The irony to Cosell's life is that he yearned for the more serious journalistic work that would surely have stifled his individuality. He lost ABC's "Wide World of Sports" job to the far less abrasive Jim McKay, and never got over his bitterness when his longtime supporter at ABC, Roone Arledge, passed him over for the network's coverage of the massacre at the 1972 Munich Olympics (again for McKay). Sportswriter Jerry Izenberg, who often served as ghostwriter for Cosell's radio and TV commentary, thought, "[It] ate him up that he wasn't the focal point when it all happened."

Cosell was so truculent -- to use one of his favorite words -- that when ABC arranged a farewell dinner for him in 1986 he informed the network head: "I don't want to be honored. If you want to talk about my departure, talk to my lawyer."

"His coda," Ribowsky writes (correctly I think), "more than anything else, is his singularity -- a long-lost quality in the postmodern culture that has wiped men like him off the slate." Howard Cosell made his own mold, and then broke it.

 

EXCERPT: Howard Cosell

 

BY MARK RIBOWSKY

INTRODUCTION

In endless variations and permutations, jokes about Howard Cosell's outsized ego and nonstop verbosity proliferated during much of his lifetime. It may be surprising to those who were not alive then, or were too young to know, but his presence so dominated popular American culture that it was virtually impossible not to know who he was. During those heady times, especially during the late 1960s and 1970s, it was hard, in fact, to find someone who didn't take a whack at the world's most inflated ego. Yet nobody laughed more than Howard Cosell did himself, knowing full well the hold he had on the media-driven culture he had helped define and cannily exploited for thirty or so years. Indeed, the more Cosell's detractors twitted him, the bigger he became. Too big, way too big. If, in the modern vernacular, Wall Street is too big to fail, Howard Cosell was exactly the opposite -- he was too big to not fail, which is why this biography isn't merely an examination of the media phenomenon called Howard Cosell but something of a modern fable, complete with shadings of Greek tragedy.
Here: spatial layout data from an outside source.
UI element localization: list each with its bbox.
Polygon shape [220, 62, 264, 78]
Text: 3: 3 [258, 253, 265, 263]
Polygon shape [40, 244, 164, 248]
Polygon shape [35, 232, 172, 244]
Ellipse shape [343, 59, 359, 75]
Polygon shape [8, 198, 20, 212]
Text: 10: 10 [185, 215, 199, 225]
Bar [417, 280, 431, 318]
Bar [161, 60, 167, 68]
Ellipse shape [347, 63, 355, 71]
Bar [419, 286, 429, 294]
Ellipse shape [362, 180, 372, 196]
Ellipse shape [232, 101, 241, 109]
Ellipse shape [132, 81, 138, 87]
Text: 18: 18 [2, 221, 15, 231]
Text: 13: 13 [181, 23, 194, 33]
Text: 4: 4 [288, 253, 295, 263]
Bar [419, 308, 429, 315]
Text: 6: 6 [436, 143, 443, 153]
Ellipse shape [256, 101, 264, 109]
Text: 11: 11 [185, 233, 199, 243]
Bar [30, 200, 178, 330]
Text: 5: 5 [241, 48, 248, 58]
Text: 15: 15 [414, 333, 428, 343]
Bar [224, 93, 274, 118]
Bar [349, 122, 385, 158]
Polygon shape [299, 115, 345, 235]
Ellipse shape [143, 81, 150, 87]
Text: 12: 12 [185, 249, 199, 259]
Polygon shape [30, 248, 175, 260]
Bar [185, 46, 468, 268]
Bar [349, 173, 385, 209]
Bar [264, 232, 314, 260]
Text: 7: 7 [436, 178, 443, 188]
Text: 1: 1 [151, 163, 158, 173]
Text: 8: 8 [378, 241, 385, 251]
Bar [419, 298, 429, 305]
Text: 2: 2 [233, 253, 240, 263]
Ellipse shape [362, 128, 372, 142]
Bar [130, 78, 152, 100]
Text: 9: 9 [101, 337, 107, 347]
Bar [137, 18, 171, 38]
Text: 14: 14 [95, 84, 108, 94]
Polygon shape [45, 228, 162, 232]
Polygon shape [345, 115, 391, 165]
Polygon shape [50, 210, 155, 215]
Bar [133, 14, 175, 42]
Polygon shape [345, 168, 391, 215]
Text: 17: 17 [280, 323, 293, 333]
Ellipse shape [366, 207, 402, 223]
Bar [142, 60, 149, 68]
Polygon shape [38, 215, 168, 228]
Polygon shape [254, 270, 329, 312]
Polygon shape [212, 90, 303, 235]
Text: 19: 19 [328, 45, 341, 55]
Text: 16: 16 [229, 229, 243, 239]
The main reason I decided to undertake this work was to fill a vacuum that has existed for the last two decades since his final, and surprisingly quiet, exit from the stage. It doesn't seem to make much sense, given the giant that he was. That a mainstream biography of his life hasn't been previously undertaken might be construed as inevitable: Perhaps Cosell dug his own historical grave, ensuring neglect of his achievements, because what he did he did so well, and so obviously, was outrageously singular. In retrospect, it's easy to dismiss him in the epitaphic words of one of the few sportswriters he held in high regard, Red Smith, who said, "Howard Cosell doesn't broadcast sports, he broadcasts Howard Cosell." Guilty as charged.

We can call his time the Age of Cosell, so total was his saturation of American sports and popular culture. Now, in his absence, it has been far easier for people in the sports universe to treat him as if he were a passing freak show: fascinating, but in the end just a circus performer who overshadowed the athletic purity of the games. This may or may not be true, but such an assumption seems to be a way to grant themselves immunity for their lack of conviction, perspective, and stomach for fighting the fights he did. That mindset has surely meshed with the post-Cosell times, when network sports executives have pretty much determined that a Howard Cosell not only is no longer possible in the world as we know it, but is no longer needed. That is the unkindest cut in the legacy of Howard Cosell. What's more, they are wrong. Clearly, we do need a Howard Cosell. In fact, we need one real bad.